Provisionsdeckel wird wahrscheinlicher

Die SPD spricht zwar in ihrem Wahlkampfprogramm nicht von einem Provisionsdeckel in der Lebensversicherung. Aber dass der Bundesfinanzminister und Kanzlerkandidat mit seinem Vorschlag in der ablaufenden Legislaturperiode gescheitert ist, macht es nicht schwer zu erraten, was ein möglicher Kanzler Scholz auf die Agenda setzen dürfte.
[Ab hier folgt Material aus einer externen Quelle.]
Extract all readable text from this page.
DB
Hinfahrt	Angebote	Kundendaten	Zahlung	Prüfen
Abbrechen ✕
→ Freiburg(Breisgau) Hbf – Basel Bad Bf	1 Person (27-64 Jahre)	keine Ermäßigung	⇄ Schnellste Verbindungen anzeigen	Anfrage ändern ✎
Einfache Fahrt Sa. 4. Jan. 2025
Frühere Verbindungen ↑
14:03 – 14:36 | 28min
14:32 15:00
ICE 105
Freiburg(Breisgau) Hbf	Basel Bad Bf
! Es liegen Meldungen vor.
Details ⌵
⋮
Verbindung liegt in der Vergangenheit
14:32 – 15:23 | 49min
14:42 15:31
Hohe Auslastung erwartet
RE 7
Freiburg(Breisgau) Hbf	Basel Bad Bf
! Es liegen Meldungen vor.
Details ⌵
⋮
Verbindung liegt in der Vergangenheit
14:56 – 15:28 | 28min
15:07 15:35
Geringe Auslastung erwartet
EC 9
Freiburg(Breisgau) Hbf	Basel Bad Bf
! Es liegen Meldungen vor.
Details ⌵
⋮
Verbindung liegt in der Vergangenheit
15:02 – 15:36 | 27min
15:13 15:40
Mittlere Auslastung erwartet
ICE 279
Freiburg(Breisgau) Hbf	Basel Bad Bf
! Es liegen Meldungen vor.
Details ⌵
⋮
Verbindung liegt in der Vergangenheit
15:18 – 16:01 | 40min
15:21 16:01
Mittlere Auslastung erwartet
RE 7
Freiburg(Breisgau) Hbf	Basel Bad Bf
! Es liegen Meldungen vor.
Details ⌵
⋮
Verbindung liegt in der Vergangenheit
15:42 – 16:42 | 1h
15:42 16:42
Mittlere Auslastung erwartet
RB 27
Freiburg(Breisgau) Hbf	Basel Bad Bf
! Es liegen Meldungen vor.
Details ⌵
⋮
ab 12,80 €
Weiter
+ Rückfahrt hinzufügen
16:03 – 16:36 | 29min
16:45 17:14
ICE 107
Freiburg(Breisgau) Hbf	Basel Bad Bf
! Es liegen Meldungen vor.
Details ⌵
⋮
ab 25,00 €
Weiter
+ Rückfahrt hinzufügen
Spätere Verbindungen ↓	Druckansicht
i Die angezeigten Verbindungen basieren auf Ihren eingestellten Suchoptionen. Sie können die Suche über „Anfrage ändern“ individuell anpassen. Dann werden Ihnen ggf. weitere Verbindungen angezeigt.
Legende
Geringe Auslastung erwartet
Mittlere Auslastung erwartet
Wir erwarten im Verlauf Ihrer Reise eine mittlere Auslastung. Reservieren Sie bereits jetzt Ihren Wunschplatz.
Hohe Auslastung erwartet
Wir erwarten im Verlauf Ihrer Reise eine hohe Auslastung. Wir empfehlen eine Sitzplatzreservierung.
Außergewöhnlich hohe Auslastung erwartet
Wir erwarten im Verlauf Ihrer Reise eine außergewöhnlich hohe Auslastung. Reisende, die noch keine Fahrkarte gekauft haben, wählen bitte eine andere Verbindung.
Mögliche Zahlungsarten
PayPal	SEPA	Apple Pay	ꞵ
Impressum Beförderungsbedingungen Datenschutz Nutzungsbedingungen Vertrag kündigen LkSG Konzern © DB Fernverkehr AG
Mit ins Paket kommen dürfte die Aufsichtsverlagerung für Finanzanlagenvermittler zur Bundesanstalt für Finanzdienstleistungsaufsicht, ein weiteres Anliegen, mit dem die SPD gescheitert war und das von Grünen und Linken unterstützt wurde. Und wenn man schon einmal dabei ist, könnten diesmal gleich alle Vermittler egal mit welcher Erlaubnis unter Bundesaufsicht gestellt werden. 

Für den Versicherungsvertrieb zeichnen sich damit schwere Zeiten am Horizont ab. Nicht jeder Vermittler wird wegbrechendes Vorsorgegeschäft mit Kfz- und Sachversicherungen kompensieren können. Andererseits könnte sich die Konsolidierung vor allem im Maklermarkt beschleunigen. 

Weniger Wahlfreiheit 

Was den Bürgerinnen und Bürgern kaum klar sein dürfte ist, dass ihnen erhebliche Wahlfreiheiten genommen werden könnten. Die so positiv klingenden Bürgerversicherungen und Bürgerfonds sind nichts anderes als staatlich reglementierte Zwangsveranstaltungen, die die verfügbaren Einkommen in bestimmte Richtungen zwingen. Die freie Entscheidung für unterschiedliche Leistungen sowie persönliche Vorstellungen von privater Vermögensplanung und Vermögensverwendung werden ausgeschlossen. 

Dass es Versicherungsunternehmen in dieser Situation nicht mehr gelingt, sich als selbstverständlicher und leistungsstarker Partner der Politik in der Daseinsvorsorge darzustellen, ist eine schlimme Entwicklung. Nach der Bundestagswahl sollten Versicherer und Vermittler miteinander ins Gespräch kommen, was eigentlich ihr gesellschaftlicher Nutzen ist – und wie man diesen glaubwürdiger als bisher an die Öffentlichkeit tragen kann.